The definition of time travel is the action of progressing through time into the past or future. Its significance presents itself diversely between Hitchhiker's Guide to The Galaxy, Slaughterhouse-5 and Travel by Wire. All of them introduce the idea of the scientific principles of Einstein's Theory of Relativity, particularly Hermann Minkowski's theories in regards to Special Relativity. He presented a geometric interpretation of special relativity known as the Minkowski space. This theory states that time is a three-dimensional location within the universe. All three written pieces apply some form of his theory in creative techniques to tell their stories.

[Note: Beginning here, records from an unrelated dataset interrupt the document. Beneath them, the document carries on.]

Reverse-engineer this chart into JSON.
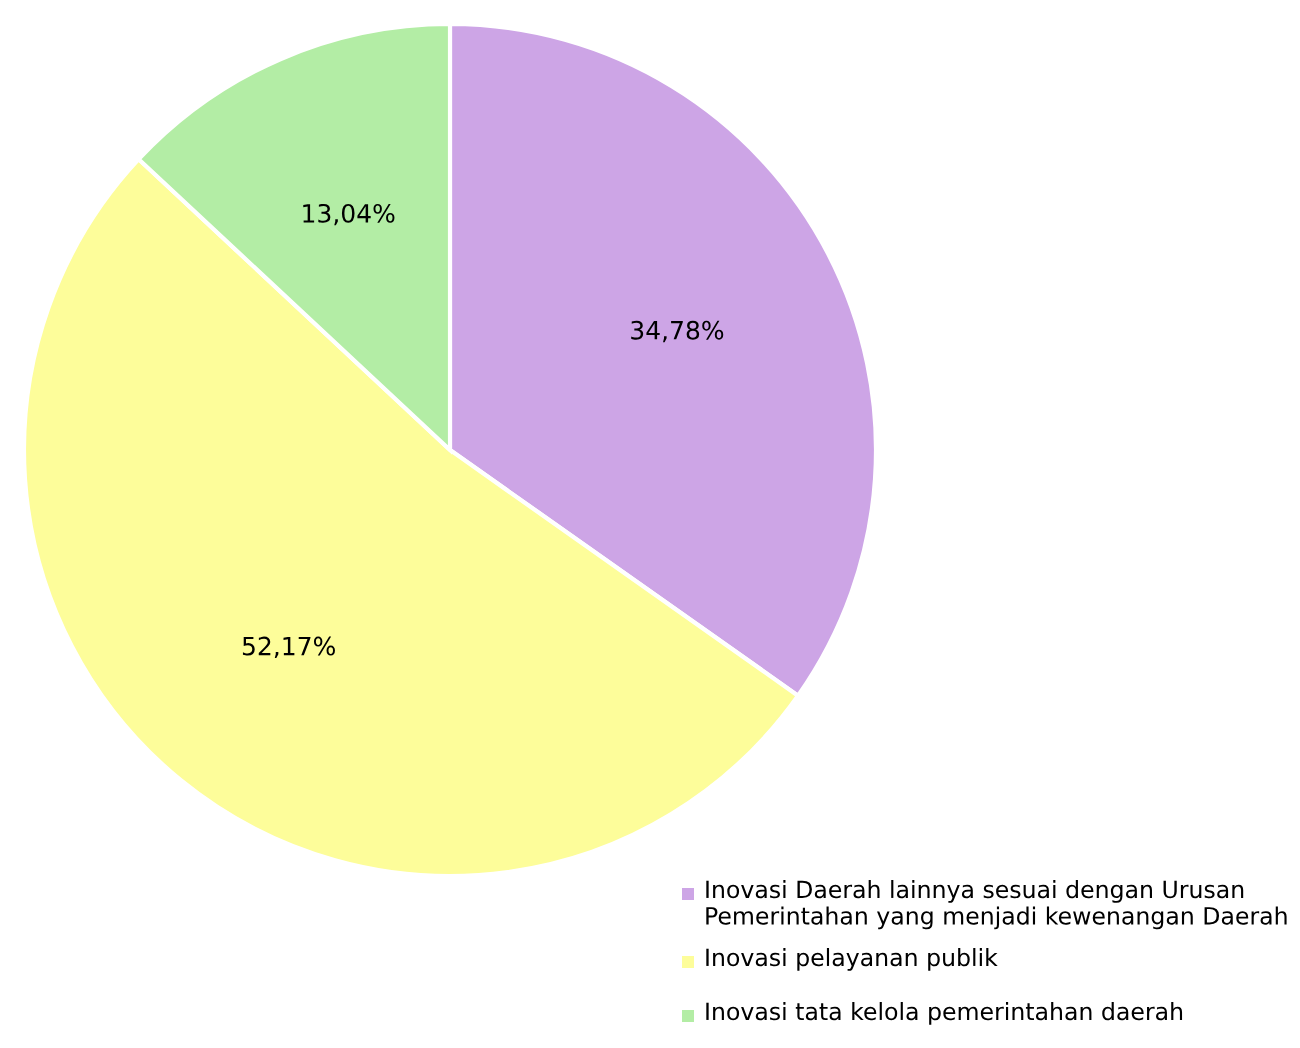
{
  "chart_data": {
    "type": "pie",
    "categories": [
      "Inovasi Daerah lainnya sesuai dengan Urusan Pemerintahan yang menjadi kewenangan Daerah",
      "Inovasi pelayanan publik",
      "Inovasi tata kelola pemerintahan daerah"
    ],
    "values": [
      34.78,
      52.17,
      13.04
    ],
    "colors": [
      "#cda5e6",
      "#fdfd9a",
      "#b3eda5"
    ],
    "value_labels": [
      "34,78%",
      "52,17%",
      "13,04%"
    ],
    "legend": "bottom right"
  }
}
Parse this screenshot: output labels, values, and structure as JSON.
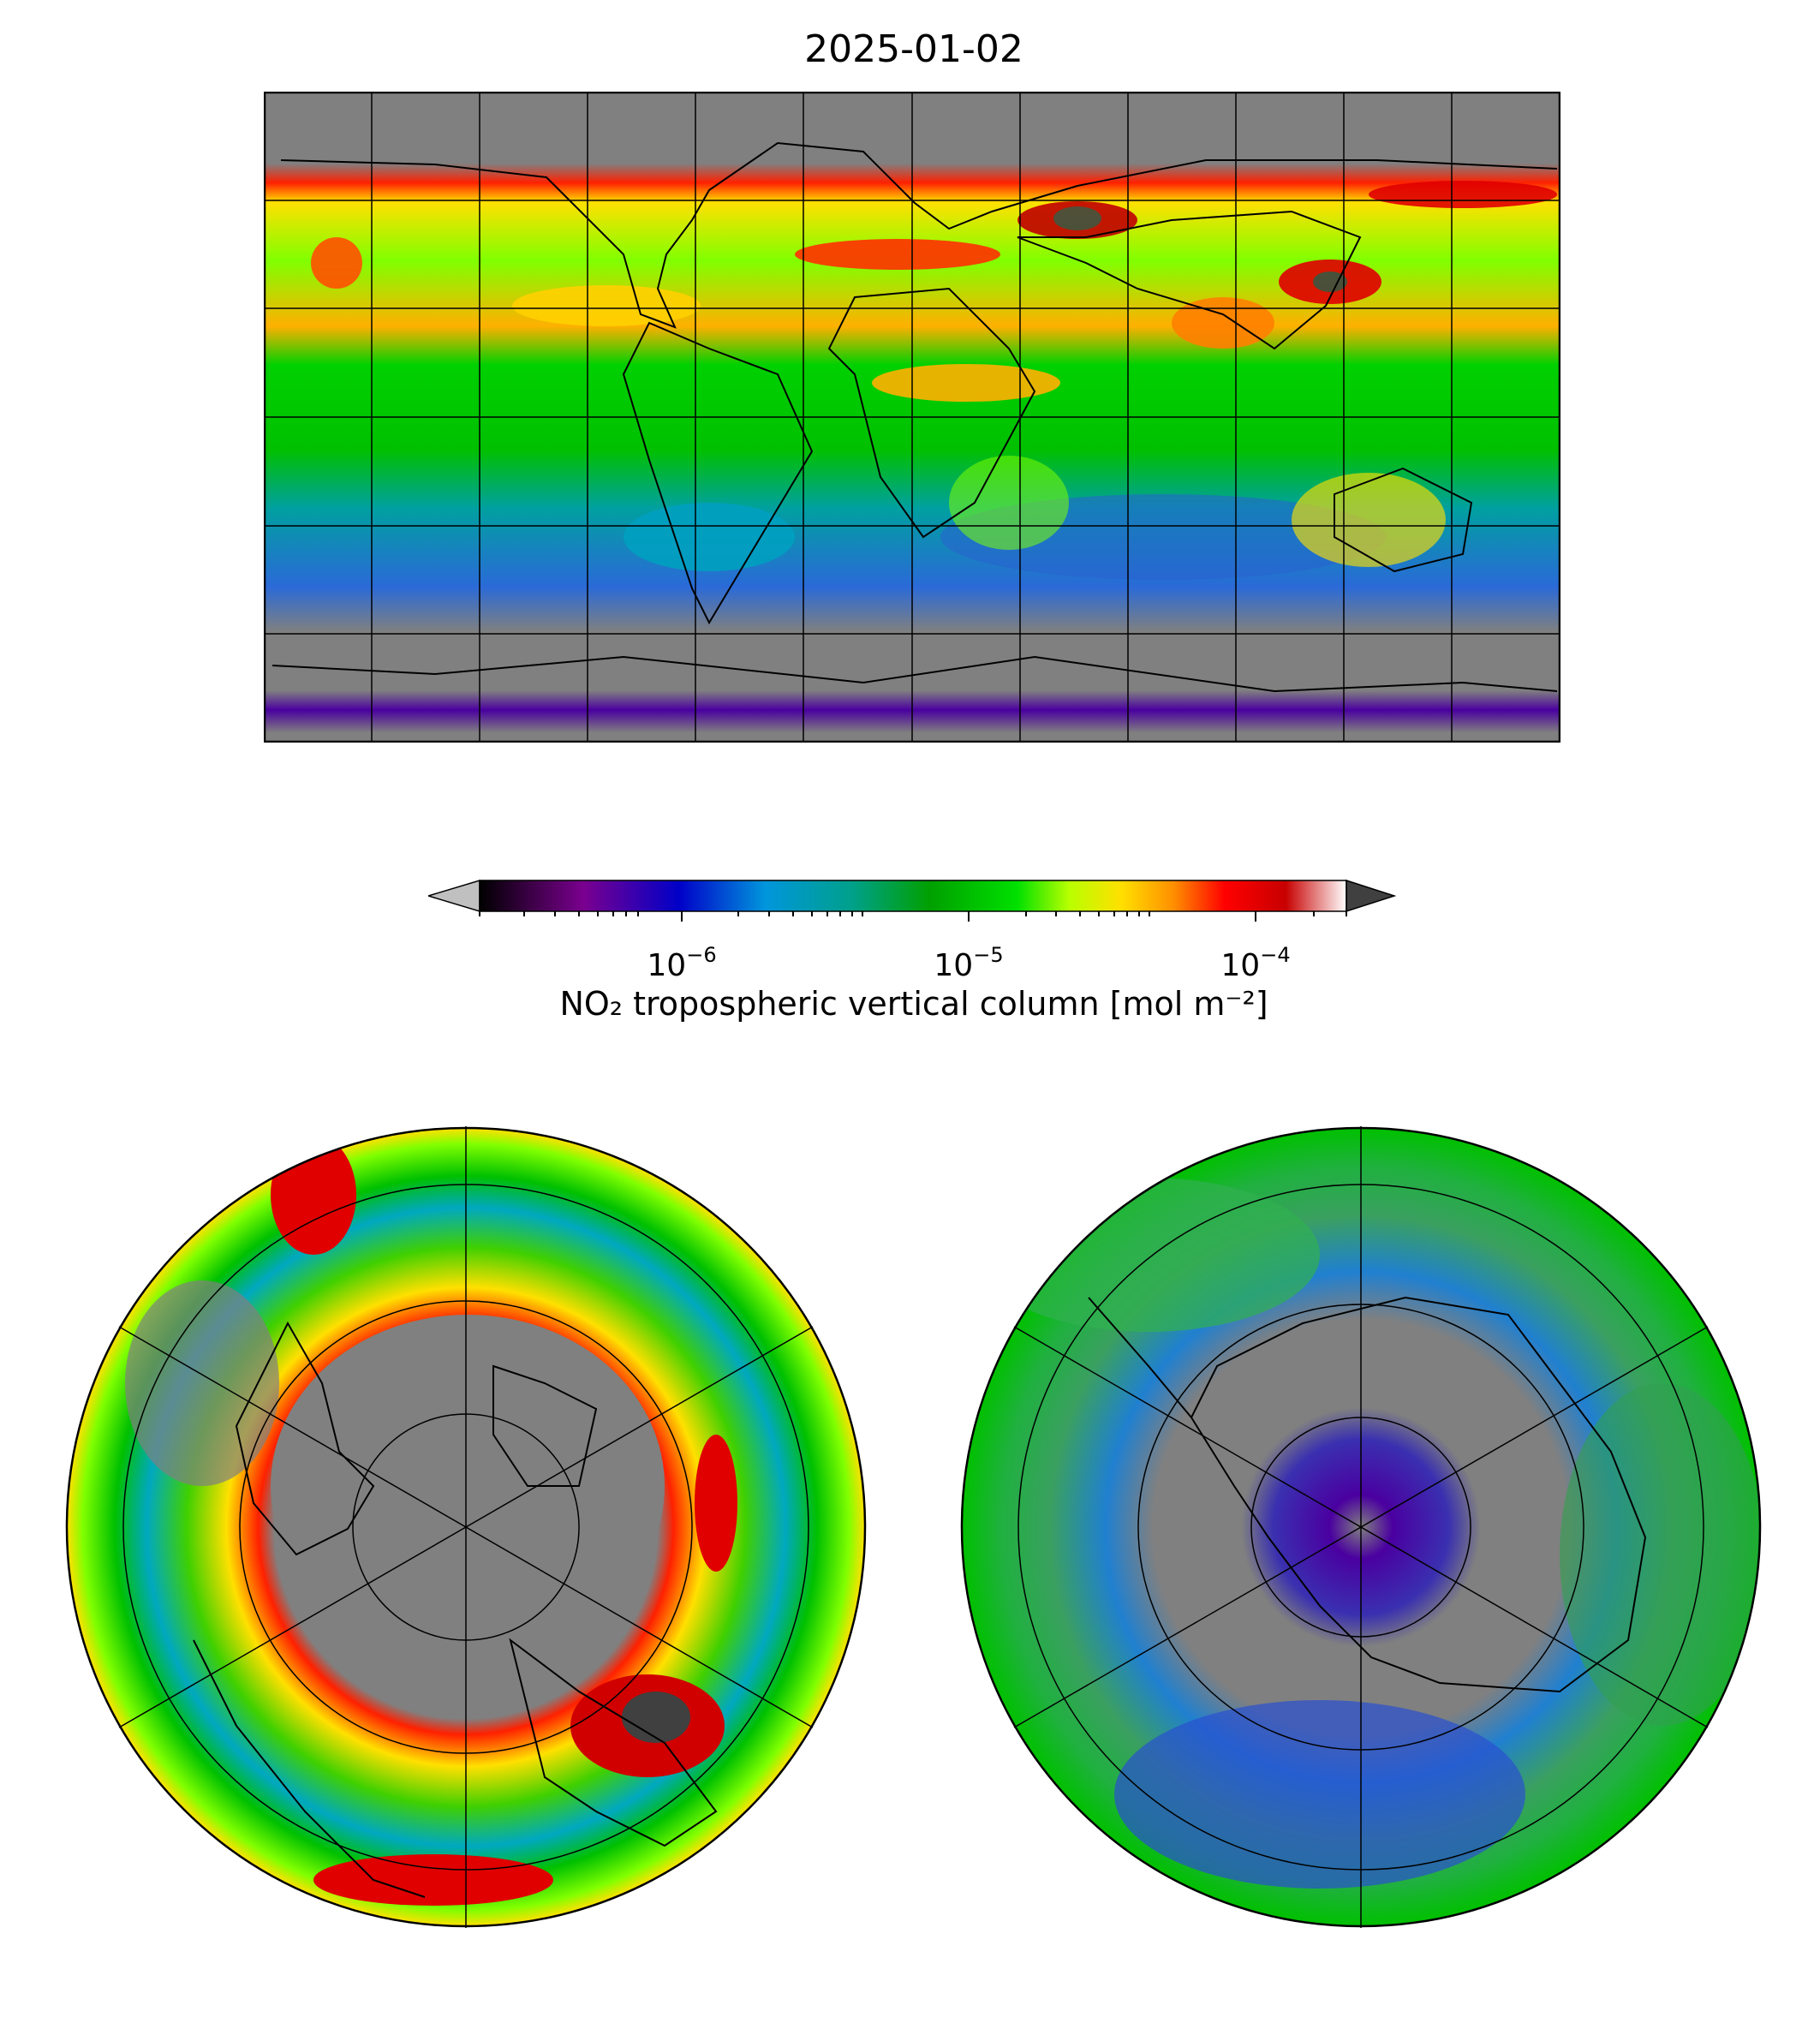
{
  "title": "2025-01-02",
  "colorbar": {
    "label": "NO₂ tropospheric vertical column [mol m⁻²]",
    "scale": "log",
    "range": [
      2e-07,
      0.0002
    ],
    "tick_values": [
      1e-06,
      1e-05,
      0.0001
    ],
    "tick_labels": [
      {
        "base": "10",
        "exp": "−6"
      },
      {
        "base": "10",
        "exp": "−5"
      },
      {
        "base": "10",
        "exp": "−4"
      }
    ],
    "extend": "both",
    "under_color": "#c0c0c0",
    "over_color": "#404040",
    "colors": [
      "#000000",
      "#7a008f",
      "#0000c8",
      "#0096dc",
      "#00a08a",
      "#00a000",
      "#00e000",
      "#b8ff00",
      "#ffe000",
      "#ff9000",
      "#ff0000",
      "#c80000",
      "#ffffff"
    ]
  },
  "maps": {
    "global": {
      "projection": "plate-carree",
      "gridlines": true,
      "no_data_color": "#808080"
    },
    "north_polar": {
      "projection": "north-polar-stereographic",
      "gridlines": true
    },
    "south_polar": {
      "projection": "south-polar-stereographic",
      "gridlines": true
    }
  }
}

Time travel is a considerable part of the plot devices for all these stories. They all use time as an illusory construct of three-dimensional space by providing characters the ability to relocate from one place to another in space and time, but not always for the same ends. Hitchhiker's Guide to the Galaxy presents us with a variant of this, by simultaneously traveling through what they call points in hyperspace. In hyperspace, they traverse every conceivable aspect of space-time by getting to their destination almost instantaneously with an engine called the Infinite Improbability Drive, but it comes at a price. Moving through every position alters their material form momentarily, and composes them in complicated versions of themselves as they cross parallel dimensions until they eventually reach normality. Sometimes this is advantageous to them, like when they were evading missiles, and they transformed them into a whale and a potted plant, but most of the time they describe it as an awkward feeling. For instance, in one portion, Ford shifts into a penguin body, and Arthur's arms and legs drop off. In comparison,
Slaughterhouse-5 utilizes time travel to cross between several periods of Billy's life to present a complete chronicle of his experience. He is unstuck and can go back and forth between moments of his history or even to a dome out in space within a microsecond. Vonnegut chose to tell Billy's story in this manner to explain that a whole person is not a static personality going through linear events. Instead, they are a dynamically flowing compilation of moments within the continuum of space-time. Characters can be different personalities in multiple instances. When someone can perceive all of the details of another person's life, they can have a balanced and accurate understanding of precisely who they are. In Travel by Wire, the author takes a humorous approach to travel by using it to send things, animals, and people to distant locations by transmitting them through a wired receiver, making regular travel antiquated.
The theme of death in conjunction with time travel is prominent in two of these stories. In Slaughterhouse-5 the Tralmafadore aliens inform Billy that every period of existence is concurrently occurring, so death is only one tiny bit of a person's life within their reality. The aliens explain that no one truly perishes, even though there is a moment that they expire, they nevertheless exist in another time in which they are also alive, and so it goes. The aliens grant him this knowledge so that he may feel less melancholic concerning all the deaths in his life. He perceives this viewpoint as enlightening, and it attracts notoriety for him. He regards it as a contribution he can give society, and wants to inform everyone about it. He is confident that the civilization would be more content with this essential understanding. In Travel by Wire, while satirical, the description of traveling in time gives us a feeling of wary caution. When people in this story move by the wire machine, not everyone arrives out the opposite side entirely identical corporally or even breathing. Death in this scenario plays upon the reader's worries and is related to the concern of using advanced technology. It is so dangerous that at the end, the inventor of the machine states he would never travel in this fashion and favors the more well-built method of traveling by plane.
While all three use the principles of time travel, they use them to illustrate various concepts. Traveling through the continuum to get to a location is merely one way in which all of these tales employ time travel, it can further be applied to explain the entire extent of a person's existence. Death is also used philosophically in conjunction with time travel to give continuity to living or caution against advanced technology. All three of these writers related time travel imaginatively in diverse ways to present us with a better insight of their characters and their experiences.
 Minkowski, Hermann. "Space and Time." Annual Reports of the German Mathematical Society. A Lecture delivered before the Natural Scientists' Meeting at Cologne, 21 Sept. 1908, Cologne - (21st September, 1908)., Germany, en.wikipedia.org/wiki/Minkowski_space#CITEREFMinkowski1907%E2%80%931909.